Motivation
MOTIFS DE LA DECISION
En application de l'article 472 du code de procédure civile si le défendeur ne comparaît pas, il est néanmoins statué sur le fond et le juge ne fait droit à la demande que dans la mesure où il l'estime régulière, recevable et bien fondée.
1 - Sur les demandes principales en paiement
A – Au titre des charges de copropriété
Aux termes des dispositions énoncées aux articles 10 et 5 de la loi du 10 juillet 1965, « les copropriétaires sont tenus de participer aux charges entraînées par les services collectifs, les éléments d'équipement commun en fonction de l'utilité que ces services et éléments présentent à l'égard de chaque lot » ainsi qu' « aux charges relatives à la conservation, à l'entretien et à l'administration des parties communes et de verser au fonds de travaux mentionné à l'article 14-2 la cotisation prévue au même article, proportionnellement aux valeurs relatives des parties privatives comprises dans leurs lots telles que ces valeurs résultent » « lors de l'établissement de la copropriété, de la consistance, de la superficie et de la situation des lots, sans égard à leur utilisation » - le règlement de copropriété fixant la part afférente à chaque lot dans chacune des catégories de charges.

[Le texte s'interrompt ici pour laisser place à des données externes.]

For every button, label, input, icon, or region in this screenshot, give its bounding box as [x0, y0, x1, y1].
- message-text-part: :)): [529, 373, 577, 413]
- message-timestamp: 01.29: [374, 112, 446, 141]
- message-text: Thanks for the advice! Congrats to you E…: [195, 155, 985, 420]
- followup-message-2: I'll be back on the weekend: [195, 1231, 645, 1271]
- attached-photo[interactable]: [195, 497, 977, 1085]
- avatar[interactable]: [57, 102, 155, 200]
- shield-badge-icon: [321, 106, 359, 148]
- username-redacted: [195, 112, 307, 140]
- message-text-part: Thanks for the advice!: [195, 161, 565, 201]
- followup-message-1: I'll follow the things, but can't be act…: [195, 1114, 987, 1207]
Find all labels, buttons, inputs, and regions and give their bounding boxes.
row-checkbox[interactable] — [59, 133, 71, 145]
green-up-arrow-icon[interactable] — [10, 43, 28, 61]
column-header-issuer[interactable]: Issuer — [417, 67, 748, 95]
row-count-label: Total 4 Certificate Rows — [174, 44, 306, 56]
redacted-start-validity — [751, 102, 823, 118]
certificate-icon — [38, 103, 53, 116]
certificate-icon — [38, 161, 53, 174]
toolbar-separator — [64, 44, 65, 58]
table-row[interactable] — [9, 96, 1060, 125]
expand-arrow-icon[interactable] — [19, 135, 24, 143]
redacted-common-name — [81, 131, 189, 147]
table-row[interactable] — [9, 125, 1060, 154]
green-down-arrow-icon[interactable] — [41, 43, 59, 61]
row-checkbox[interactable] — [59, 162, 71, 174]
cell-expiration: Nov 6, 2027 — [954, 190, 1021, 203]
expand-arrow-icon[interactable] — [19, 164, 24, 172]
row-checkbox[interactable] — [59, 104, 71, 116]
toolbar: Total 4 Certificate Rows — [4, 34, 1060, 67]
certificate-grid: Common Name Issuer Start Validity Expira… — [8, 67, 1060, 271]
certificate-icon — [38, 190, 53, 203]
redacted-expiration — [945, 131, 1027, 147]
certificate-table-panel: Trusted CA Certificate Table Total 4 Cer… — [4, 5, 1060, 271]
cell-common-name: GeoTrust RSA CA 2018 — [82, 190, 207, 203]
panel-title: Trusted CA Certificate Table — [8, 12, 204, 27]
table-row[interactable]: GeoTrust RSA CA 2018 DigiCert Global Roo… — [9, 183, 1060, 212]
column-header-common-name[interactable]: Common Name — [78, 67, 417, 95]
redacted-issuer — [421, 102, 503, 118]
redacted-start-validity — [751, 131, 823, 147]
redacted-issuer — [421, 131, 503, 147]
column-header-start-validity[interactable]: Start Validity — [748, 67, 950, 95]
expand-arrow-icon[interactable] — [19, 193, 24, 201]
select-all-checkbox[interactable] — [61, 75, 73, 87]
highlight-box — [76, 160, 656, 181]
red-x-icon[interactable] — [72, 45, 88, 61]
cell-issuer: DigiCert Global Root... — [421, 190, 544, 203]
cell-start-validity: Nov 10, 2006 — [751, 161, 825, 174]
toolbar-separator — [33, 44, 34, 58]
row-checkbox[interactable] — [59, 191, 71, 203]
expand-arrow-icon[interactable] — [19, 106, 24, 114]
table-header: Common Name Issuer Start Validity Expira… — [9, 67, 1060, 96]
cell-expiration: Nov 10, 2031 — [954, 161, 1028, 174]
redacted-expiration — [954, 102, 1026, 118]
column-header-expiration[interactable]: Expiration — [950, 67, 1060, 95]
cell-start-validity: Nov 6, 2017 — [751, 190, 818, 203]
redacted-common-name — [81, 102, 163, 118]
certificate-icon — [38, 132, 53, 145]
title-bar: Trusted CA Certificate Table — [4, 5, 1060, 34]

En application de l'article 42 de la même loi, lorsque les comptes et le budget prévisionnel ont été approuvés, les copropriétaires qui n'ont pas contesté l'assemblée générale ayant voté cette approbation dans les deux mois de la notification ne sont plus fondés à contester ces comptes et ce budget provisionnel. Ils ne sont pas non plus fondés à refuser de payer les charges appelées si, ayant contesté une décision de l'assemblée générale, ils n'ont pas obtenu son annulation de manière définitive – toute décision non annulée étant par principe valide et donc exécutoire.
En revanche, tout copropriétaire peut contester les modalités de calcul du solde de son compte individuel de copropriété. En conséquence, il appartient au syndicat des copropriétaires qui poursuit le recouvrement de charges de produire le procès-verbal de la ou des assemblées générales approuvant les comptes des exercices correspondants et les budgets prévisionnels.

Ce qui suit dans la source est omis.